La création d'Act Up en 1987 est bien documentée et pour ceux qui ont eu la chance d'en être les témoins, tout est raccord: comment 300 personnes se sont rassemblées spontanément suite à un discours d'anthologie de Larry Kramer, l'ambiance des réunions au centre LGBT de New York, le fonctionnement des «groupes d'affinités» sur le modèle du mouvement féministe américain du début des années 80, l'influence du graphisme et de l'art.
Si «We Were Here» raconte la fondation de la lutte contre le sida, «United in Anger» marque le vrai envol de cette lutte en tant que bouleversement politique. Tous les leaders d'Act Up du début sont là, hommes, femmes, latinas, blancs, bien portants et handicapés.

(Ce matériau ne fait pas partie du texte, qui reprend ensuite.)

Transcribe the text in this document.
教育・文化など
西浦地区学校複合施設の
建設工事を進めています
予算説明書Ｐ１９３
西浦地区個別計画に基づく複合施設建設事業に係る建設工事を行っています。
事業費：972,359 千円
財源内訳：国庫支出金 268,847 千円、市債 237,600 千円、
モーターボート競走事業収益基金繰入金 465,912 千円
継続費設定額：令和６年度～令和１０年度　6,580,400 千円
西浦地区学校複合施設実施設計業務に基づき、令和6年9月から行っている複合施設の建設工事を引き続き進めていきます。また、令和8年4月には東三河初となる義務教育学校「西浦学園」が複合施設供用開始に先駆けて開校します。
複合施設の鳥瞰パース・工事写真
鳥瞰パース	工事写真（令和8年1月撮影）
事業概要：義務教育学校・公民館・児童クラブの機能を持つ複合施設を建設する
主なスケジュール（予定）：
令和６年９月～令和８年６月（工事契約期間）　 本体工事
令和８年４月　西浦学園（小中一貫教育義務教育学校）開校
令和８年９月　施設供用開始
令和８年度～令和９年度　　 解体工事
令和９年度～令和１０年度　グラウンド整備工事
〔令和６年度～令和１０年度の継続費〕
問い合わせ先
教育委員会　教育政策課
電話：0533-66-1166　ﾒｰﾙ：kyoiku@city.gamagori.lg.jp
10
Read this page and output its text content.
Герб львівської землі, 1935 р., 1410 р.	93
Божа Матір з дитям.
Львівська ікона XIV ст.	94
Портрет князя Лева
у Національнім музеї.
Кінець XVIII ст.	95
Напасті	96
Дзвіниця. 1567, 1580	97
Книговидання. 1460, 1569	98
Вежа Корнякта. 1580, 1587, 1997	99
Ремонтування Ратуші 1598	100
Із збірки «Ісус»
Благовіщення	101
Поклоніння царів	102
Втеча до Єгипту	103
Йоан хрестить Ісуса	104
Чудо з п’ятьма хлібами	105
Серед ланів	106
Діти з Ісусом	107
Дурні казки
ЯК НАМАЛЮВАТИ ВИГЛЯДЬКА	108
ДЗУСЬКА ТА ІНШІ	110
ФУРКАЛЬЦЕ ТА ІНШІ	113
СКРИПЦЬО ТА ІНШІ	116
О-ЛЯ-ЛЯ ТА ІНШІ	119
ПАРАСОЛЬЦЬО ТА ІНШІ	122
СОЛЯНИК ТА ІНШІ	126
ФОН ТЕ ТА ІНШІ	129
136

Le docu est rempli d'images et d'enregistrements jamais vus. C'est comme si on ouvrait une boite qui était restée fermée depuis 20 ans. Ici aussi, la présence des femmes est centrale. Act Up est le premier mouvement gay dominé par la pensée féministe.
Les héritiers
«How to Survive a Plague» de David France est le prolongement des deux films précédents en unissant l'histoire d'Act Up et celle de son offshot le plus important, le groupe TAG (Treatment Action Group). Né de la désintégration d'Act Up pour des raisons liées à l'éthique médicale, TAG sera le groupe activiste qui servira de modèle à travers le monde quand il s'agira de travailler uniquement sur les traitements, face à l'industrie pharmaceutique, les agences gouvernementales, la bureaucratie.
Ce film, qui sortira dans les salles de cinéma américaines le 12 septembre prochain, est beaucoup plus technique que les précédents mais possède lui aussi des images d'archives. Manifs, zaps, rencontre avec les dirigeants des grandes institutions américaines (FDA, NIH, etc.), c'est un film qui mélange la désobéissance civile et le travail fastidieux des rapports médicaux, des conférences internationales, de la publication de données médicales indépendantes.
C'est vraiment un manuel, un «How to», sur le combat contre le VIH qui sert d'exemple pour toutes les autres maladies ou tous les combats politiques basés sur le radicalisme. Après tout, les manifs d'Act Up on eu un tel impact sur notre inconscient que désormais ces types d'actions sont repris à travers le monde, chez les Indignés d'Espagne ou la nouvelle génération d'Occupy The Streets.